There is a significant difference between those People leaders who drive change as part of the broader business strategy, and functional HR specialists. There is room for both within an organisation – but for Founders who want to make people a key differentiator for their business, hiring someone who understands the broader business equation is key to driving success.
A great People leader can help a CRO shape what an A+ rep should look like, motivate an Engineering team that may feel undervalued, or be a great sounding-board for the CEO on tough decisions. The broader experience can help make a People leader not just an influencer, but a true collaborative partner for the business.
Experience to look for can start with time spent in other functions. We know fantastic Chief People Officers that have spent time in commercial roles, or operations. The SVP People at Slack was formerly in Corporate Development. It is not an ultimate requirement for a People executive to have had additional roles outside of the function, but at a minimum they need to demonstrate a broader business perspective. You can also look at academics – some great People leaders decided to do their MBA in a commercial discipline like Marketing, which gives them a greater understanding of an employee journey, from acquisition through to retention.
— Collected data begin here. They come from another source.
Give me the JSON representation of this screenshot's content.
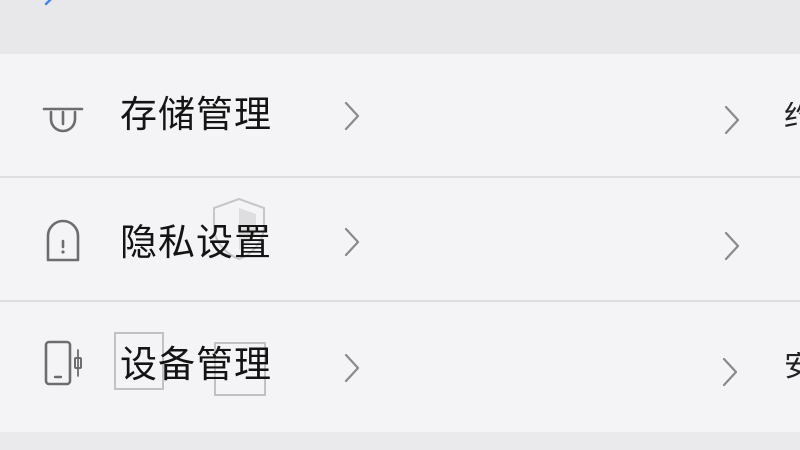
{
  "rows": [
    {
      "label": "存储管理",
      "icon": "storage-icon",
      "edge_glyph": "约"
    },
    {
      "label": "隐私设置",
      "icon": "lock-icon",
      "edge_glyph": ""
    },
    {
      "label": "设备管理",
      "icon": "phone-icon",
      "edge_glyph": "安"
    }
  ],
  "colors": {
    "background": "#efeff1",
    "list_background": "#f4f4f6",
    "divider": "#dedee0",
    "label": "#141414",
    "icon": "#6d6d6d",
    "chevron": "#8a8a8a",
    "back_arrow": "#3b82f6"
  }
}
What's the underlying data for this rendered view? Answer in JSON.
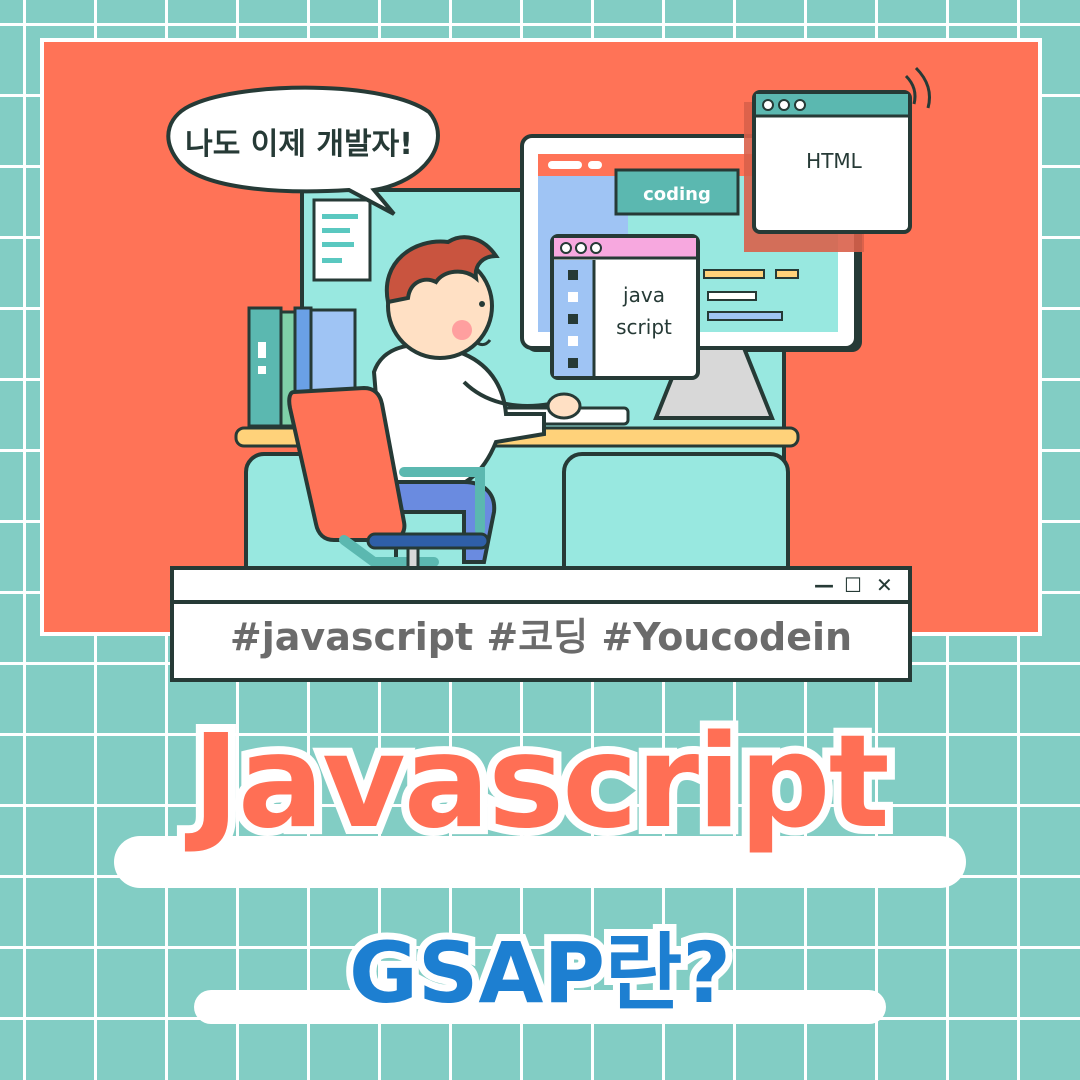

Similarly, executives who have studied maths, economics, or other statistical or numerate degrees will likely be more analytical than most, which should help with some of the modern challenges around company building referenced above.
The trade offs
There is an argument to say that given the rate that venture businesses change, how swiftly start-ups evolve, and how much the role of the People function has grown in recent years, qualities such as thoughtfulness, adaptability, strategic thinking and resourcefulness should be valued highly even if that particular executive has previously lacked the scale of the journey you project your company will go on. Making a hire because of notable big company logos is the wrong move in any function if that person cannot demonstrate comfort with an earlier stage of business but making a high-potential hire who exhibits exceptional qualities can be a solution to guard against the relative shortage of executive talent in the People function. Outside of the Bay Area, there are fewer companies that have historically valued this role, so focusing on potential rather than scale of experience is one solution. High potential People leaders will net you the forward-thinking, adaptable, entrepreneurial characteristics that are the making of any start-up success.
A fantastic People executive can be a true influencer on the rest of your company and enable a competitive advantage that will not be easy to replicate. Modern People executives exhibit qualities of thoughtfulness, adaptability, and are forward thinking. They are able to demonstrate a clear capability to own strategy and collaborate at management team level; to make all functions better in themselves and to ensure a company has real alignment and pulls in one direction. They will recognise the unique context of your company, your culture, the way you are choosing to build and the opportunities and challenges that come with those choices, and they will build bespoke plans to suit what makes you unique.
If you can interview against those qualities, you can feel comfortable that you will be making a hire that will continue to be fit for purpose as your company scales through its next phase.